A review by sam_bizar_wilcox
Zuleika Dobson: Or, An Oxford Love Story by Max Beerbohm

3.0

I think this book is primed for a reparative reading that emphasizes how the book skewers the British elite and the academy. I watched Triangle of Sadness recently, and I think this Edwardian satire could be read as a forebear to the eat-the-rich cinema that has been popping up as of late. Zuleika herself This is a novel that I think could be tackled or adapted for contemporary audiences.

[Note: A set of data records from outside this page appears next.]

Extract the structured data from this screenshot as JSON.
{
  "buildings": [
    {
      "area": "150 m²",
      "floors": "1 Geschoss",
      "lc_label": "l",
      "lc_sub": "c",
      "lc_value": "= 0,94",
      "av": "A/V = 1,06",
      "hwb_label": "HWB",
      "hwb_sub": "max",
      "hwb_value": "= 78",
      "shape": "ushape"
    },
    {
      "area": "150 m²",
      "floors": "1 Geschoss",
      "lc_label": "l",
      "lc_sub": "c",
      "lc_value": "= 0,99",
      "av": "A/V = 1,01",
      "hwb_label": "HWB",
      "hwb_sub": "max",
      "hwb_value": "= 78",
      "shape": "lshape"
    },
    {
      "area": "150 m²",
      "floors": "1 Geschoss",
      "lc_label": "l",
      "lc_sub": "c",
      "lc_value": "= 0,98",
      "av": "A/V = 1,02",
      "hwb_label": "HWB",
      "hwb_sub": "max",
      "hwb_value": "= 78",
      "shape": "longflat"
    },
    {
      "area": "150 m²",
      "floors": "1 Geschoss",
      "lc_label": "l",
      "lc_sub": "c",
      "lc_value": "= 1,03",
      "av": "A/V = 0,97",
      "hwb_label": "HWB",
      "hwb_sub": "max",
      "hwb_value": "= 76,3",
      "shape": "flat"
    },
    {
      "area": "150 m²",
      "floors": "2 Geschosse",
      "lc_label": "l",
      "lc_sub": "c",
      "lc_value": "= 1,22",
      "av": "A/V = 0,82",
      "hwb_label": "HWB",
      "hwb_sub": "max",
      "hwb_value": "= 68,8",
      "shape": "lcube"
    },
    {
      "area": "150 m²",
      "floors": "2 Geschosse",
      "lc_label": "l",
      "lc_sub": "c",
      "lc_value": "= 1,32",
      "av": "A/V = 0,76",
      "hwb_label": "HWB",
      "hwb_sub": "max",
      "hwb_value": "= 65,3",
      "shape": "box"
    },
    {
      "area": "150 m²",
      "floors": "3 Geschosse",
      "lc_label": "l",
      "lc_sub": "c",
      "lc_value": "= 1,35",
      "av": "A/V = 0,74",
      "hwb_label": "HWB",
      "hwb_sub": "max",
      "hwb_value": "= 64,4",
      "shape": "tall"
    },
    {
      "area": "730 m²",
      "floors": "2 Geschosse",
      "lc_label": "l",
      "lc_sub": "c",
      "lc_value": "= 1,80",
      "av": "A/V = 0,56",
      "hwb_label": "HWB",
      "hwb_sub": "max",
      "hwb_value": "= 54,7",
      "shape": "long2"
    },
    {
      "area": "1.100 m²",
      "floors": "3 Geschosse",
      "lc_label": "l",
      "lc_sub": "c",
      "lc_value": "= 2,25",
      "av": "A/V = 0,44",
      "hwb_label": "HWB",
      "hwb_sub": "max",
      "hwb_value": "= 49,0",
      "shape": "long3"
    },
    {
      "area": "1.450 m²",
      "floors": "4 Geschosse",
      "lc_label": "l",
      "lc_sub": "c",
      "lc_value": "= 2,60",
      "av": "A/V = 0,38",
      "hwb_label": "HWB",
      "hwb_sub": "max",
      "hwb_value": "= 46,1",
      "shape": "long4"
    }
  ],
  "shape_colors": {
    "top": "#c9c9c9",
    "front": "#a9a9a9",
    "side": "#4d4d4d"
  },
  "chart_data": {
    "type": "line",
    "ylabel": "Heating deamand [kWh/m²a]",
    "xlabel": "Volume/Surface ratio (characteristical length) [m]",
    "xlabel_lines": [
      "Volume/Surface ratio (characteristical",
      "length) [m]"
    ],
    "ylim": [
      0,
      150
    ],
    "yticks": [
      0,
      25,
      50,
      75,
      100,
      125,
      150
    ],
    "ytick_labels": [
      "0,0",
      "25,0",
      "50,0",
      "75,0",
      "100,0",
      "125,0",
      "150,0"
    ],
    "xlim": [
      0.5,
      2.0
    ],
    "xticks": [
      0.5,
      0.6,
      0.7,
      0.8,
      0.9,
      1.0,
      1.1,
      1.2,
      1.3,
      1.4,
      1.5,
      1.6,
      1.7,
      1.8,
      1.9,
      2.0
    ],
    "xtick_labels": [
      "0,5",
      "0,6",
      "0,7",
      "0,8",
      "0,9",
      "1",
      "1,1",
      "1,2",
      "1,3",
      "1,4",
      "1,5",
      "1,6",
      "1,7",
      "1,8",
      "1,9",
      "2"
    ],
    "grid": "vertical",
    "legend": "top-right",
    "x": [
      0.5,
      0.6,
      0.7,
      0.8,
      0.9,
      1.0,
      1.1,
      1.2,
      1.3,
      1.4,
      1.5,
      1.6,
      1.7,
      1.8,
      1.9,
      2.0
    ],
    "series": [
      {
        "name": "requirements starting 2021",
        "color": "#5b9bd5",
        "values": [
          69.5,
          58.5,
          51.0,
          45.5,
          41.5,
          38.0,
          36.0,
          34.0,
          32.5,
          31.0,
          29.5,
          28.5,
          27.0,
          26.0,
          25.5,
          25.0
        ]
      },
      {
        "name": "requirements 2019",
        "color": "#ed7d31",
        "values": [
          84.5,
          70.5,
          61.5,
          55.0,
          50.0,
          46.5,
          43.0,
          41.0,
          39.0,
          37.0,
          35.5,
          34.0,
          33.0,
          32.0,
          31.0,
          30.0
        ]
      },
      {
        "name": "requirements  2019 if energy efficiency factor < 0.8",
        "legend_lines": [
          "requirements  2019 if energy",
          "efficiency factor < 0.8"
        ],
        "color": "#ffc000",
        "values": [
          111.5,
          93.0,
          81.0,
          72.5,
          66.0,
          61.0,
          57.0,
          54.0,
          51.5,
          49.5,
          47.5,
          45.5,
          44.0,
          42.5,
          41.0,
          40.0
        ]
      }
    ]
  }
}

The novel, which follows Zuleika, a counterfeit conjurer who is, in some ways, a fin-de-siecle influencer, casts this femme fatale as a harbinger of destruction. No one can help but fall in love with her, and she cannot help but feel disinterested in anyone who reciprocates her affections. Poisonous stew.

And poison is the right word for the arrogance and self-destruction of the young men in her wake. Zuleika is like a Helen of Troy; her beauty inspires men to commit sacrifice. Unlike Helen, Zuleika's men just commit suicide. In so doing, Beerbohm eviscerates the young, pompous chauvinist who studies at Oxford. His primary target is the Duke, a vain and egomaniacal man who cannot imagine not getting what he wants (and so dies in retaliation to Zuleika's rejection).

There's a lot here that works in the present: it speaks to the image and status-obsessed culture of the online world, the decadence of the 1% (it's fitting, for example, that Zuleika books a ticket to Cambridge by the novel's end; the book takes shots at the denizens of England's most elite institutions because Beerbohm seems to intuit that these are mere houses of pageantry.

Is Zuleika Dobson timeless, or even well-written? Hardly. But it's a smart farce that aims it arrows at the hoarders of power, and there's something gleefully wonderful about seeing an entire city destroyed because of one woman. Is Zuleika Dobson a "good for her" novel? This honor, we should grant it.

TLDR: They fell in love with her; she felled a whole city.